Idaho Senator Mike Crapo spoke to reporters at length Wednesday on the importance of reducing government spending, at the same time he spoke about keeping a program that Air Force leaders want to phase out in order to save $3.5 billion.
Crapo, a Republican, has joined Sen. Kelly Ayotte, R-NH, and others to push legislation that would block the Air Force from retiring the A-10 fighter jet.
If you live in the Treasure Valley you’ve probably seen A-10s. Idaho’s Air National Guard practices with them frequently. The plane has been a mainstay of combat in Afghanistan and elsewhere.
Guard Col. Tim Marsano says the plane is designed to support troops on the ground fighting in close quarters.
“And it’s probably the best airplane in the world for that because it can fly low and slow and remain in a combat zone for quite a long time,” Marsano says.
Air Force brass does not disagree with that. But generals tell Congress other planes can cover troops on the ground almost as well and do a lot of other things which the A-10 can’t. Focusing on these multi-purpose planes, like the F-16 and new F-35 they say, would save money. The Air Force wants to phase out the A-10 over the next five years.
Marsano says that prospect is on the minds of the men and women of Idaho’s Air National Guard.
“The A-10 mission is the only mission flown by the 124th fighter wing of the Idaho Air National Guard,” Marsano says. “There is no future mission on the table although we do feel that the Gowen Field facilities that we operate from would be a great facility for future air craft.”
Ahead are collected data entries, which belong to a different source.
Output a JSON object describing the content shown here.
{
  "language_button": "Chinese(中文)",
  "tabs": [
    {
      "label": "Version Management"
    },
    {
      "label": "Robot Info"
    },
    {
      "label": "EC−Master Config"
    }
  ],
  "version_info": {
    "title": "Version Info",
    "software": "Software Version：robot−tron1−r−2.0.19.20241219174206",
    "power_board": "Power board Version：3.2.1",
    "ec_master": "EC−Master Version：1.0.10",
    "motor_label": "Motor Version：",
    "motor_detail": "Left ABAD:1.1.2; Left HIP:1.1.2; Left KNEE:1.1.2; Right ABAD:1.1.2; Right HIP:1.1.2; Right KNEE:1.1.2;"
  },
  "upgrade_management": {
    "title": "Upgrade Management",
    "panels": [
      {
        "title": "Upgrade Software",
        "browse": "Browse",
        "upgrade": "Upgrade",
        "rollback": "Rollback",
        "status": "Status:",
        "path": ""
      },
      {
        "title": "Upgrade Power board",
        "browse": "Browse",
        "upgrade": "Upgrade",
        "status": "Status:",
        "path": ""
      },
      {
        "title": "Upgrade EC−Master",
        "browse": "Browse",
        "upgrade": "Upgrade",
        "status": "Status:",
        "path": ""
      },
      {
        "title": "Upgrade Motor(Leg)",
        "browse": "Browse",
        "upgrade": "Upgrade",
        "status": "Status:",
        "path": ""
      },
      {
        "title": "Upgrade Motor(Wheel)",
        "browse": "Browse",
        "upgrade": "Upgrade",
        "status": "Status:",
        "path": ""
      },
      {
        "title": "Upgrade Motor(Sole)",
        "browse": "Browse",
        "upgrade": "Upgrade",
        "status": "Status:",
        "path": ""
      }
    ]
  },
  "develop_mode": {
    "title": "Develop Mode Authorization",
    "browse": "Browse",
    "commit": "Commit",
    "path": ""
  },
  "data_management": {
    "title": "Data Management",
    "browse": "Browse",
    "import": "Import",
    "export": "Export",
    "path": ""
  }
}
Marsano says if the A-10 were phased out and Idaho's Guard did not get a new mission to take its place, it would mean a loss of about $32 million a year for Gowen Field. That includes payroll for about 1,000 full and part-time airmen.
He says the guard doesn’t take positions on political issues and he won’t comment on the A-10 legislation. What Crapo is co-sponsoring is an amendment to a larger defense bill that would block the Air Force from retiring the A-10 until it offers proof it has enough F-35s to take over.